The spark behind the speculation of a dividend stems from Berkshire's under-performance relative to the legacy Berkshire of the last few decades and its relatively poor showing versus the S&P 500 (NYSEARCA:SPY). Berkshire crushed the market for decades by returning an annual growth rate of 22% and 20.3% growth in book value according to the company's latest annual report.

Berkshire shares are cheap in their own right and should trade around the $145,000 mark ($96 per B share) based on Berkshire's historic book value median of 1.6x. Most analysts continue to model Berkshire primarily as an insurance company which is meritable, given that Berkshire's insurance businesses we value around $85,000 per A share. However, the Burlington (BNI) acquisition has transformed Berkshire's earnings power to suggest a book value analysis consistent with that of a railroad for its representative part of earnings. Most railroads carry a book value between 2.0x and 2.5x which suggests Berkshire at 1.7x or 1.8x with all else equal. A second flaw in most analyst models interprets market prices as the fair value of Berkshire holdings-- to this end, large holdings like American Express (NYSE:AXP) and smaller holdings like US Gypsum (NYSE:USG) remain significantly undervalued, and that percolates through the models to an inaccurate, lower Berkshire valuation.

Misunderstanding valuation and a stagnant price need not militate a dividend policy, however. Buffett views the entirety of Berkshire as an insurance company. Consistent with this view he has entered into short put positions on various market indices (effectively amounting to an insurance policy). Buffett also takes his position as a financial steward, not only for shareholders but also all Americans, very seriously. In the 2009 Annual report from last spring, Buffett wrote:

We will never become dependent on the kindness of strangers. Too-big-to-fail is not a fallback position at Berkshire. Instead, we will always arrange our affairs so that any requirements for cash we may conceivably have will be dwarfed by our own liquidity. Moreover, that liquidity will be constantly refreshed by a gusher of earnings from our many and diverse businesses. When the financial system went into cardiac arrest in September 2008, Berkshire was a supplier of liquidity and capital to the system, not a supplicant. At the very peak of the crisis, we poured $15.5 billion into a business world that could otherwise look only to the federal government for help. Of that, $9 billion went to bolster capital at three highly-regarded and previously-secure American businesses that needed – without delay – our tangible vote of confidence.

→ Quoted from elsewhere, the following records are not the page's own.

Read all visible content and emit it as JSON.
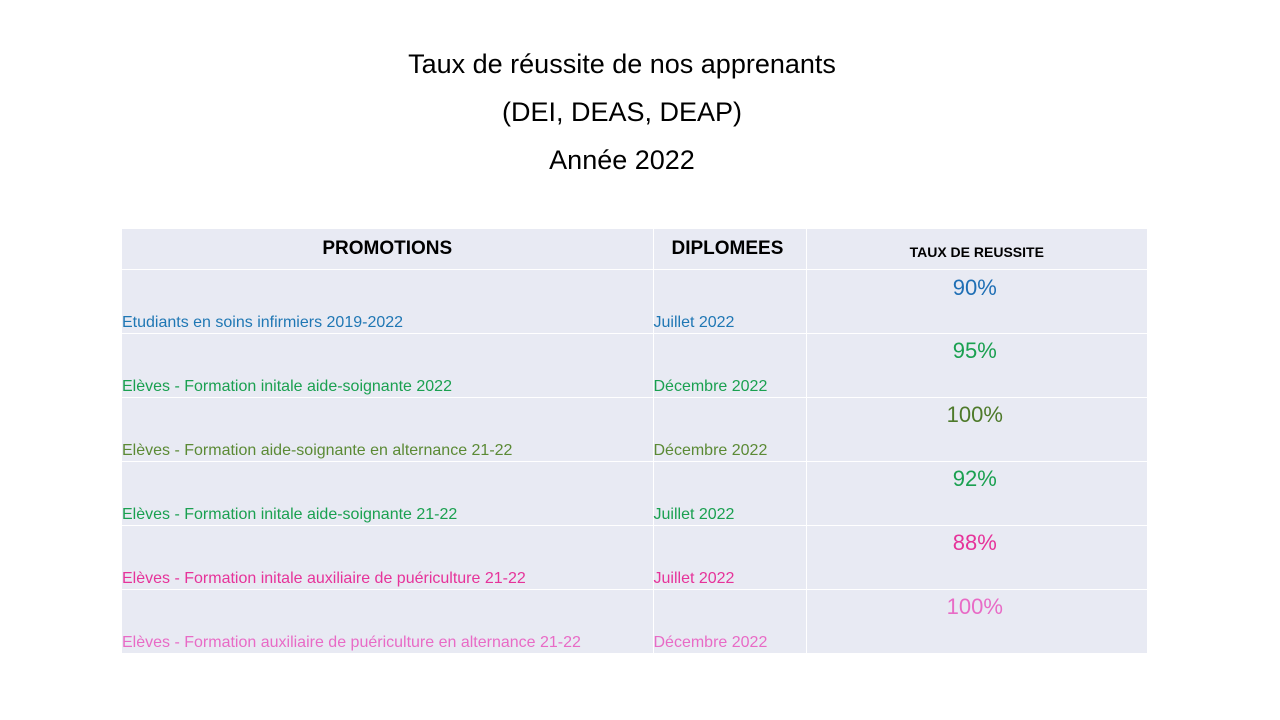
{
  "title": {
    "line1": "Taux de réussite de nos apprenants",
    "line2": "(DEI, DEAS, DEAP)",
    "line3": "Année 2022"
  },
  "table": {
    "headers": {
      "promotions": "PROMOTIONS",
      "diplomees": "DIPLOMEES",
      "taux": "TAUX DE REUSSITE"
    },
    "rows": [
      {
        "promotion": "Etudiants en soins infirmiers 2019-2022",
        "diplomees": "Juillet 2022",
        "taux": "90%",
        "color": "#1f77b4",
        "taux_color": "#1f6fb5"
      },
      {
        "promotion": "Elèves - Formation initale aide-soignante 2022",
        "diplomees": "Décembre 2022",
        "taux": "95%",
        "color": "#1aa050",
        "taux_color": "#1aa050"
      },
      {
        "promotion": "Elèves - Formation  aide-soignante en alternance 21-22",
        "diplomees": "Décembre 2022",
        "taux": "100%",
        "color": "#5b8a35",
        "taux_color": "#4e7a2a"
      },
      {
        "promotion": "Elèves - Formation initale aide-soignante 21-22",
        "diplomees": "Juillet 2022",
        "taux": "92%",
        "color": "#1aa050",
        "taux_color": "#1aa050"
      },
      {
        "promotion": "Elèves - Formation initale auxiliaire de puériculture 21-22",
        "diplomees": "Juillet 2022",
        "taux": "88%",
        "color": "#e6339a",
        "taux_color": "#e6339a"
      },
      {
        "promotion": "Elèves - Formation auxiliaire de puériculture en alternance 21-22",
        "diplomees": "Décembre 2022",
        "taux": "100%",
        "color": "#e86bc6",
        "taux_color": "#e86bc6"
      }
    ]
  }
}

Buffett's approach with Berkshire departs from other insurers and conglomerates, including majority-owned Wesco (NYSEMKT:WSC-OLD), in that his aim is to never directly risk permanent impairment to liquidity. He even emphasized that Berkshire was a liquidity supplier. Thus, while maintaining a dividend policy at Wesco is acceptable, a dividend constrains Buffett's Berkshire from being nimble with its cash at the time that it is most fruitful to deploy it.

It is on this note that Stifel Nikolaus analysts have it right but they could take it a step further. Initiating a dividend is not likely because of the backstop a hoard of cash provides to Berkshire's insurance businesses. It is furthermore unlikely because Buffett views the entire entity as insurer, and not just the part we value in the $80,000 (per A share) range.

Disclosure: I am long BRK.B. Author is also short puts on BRK.B.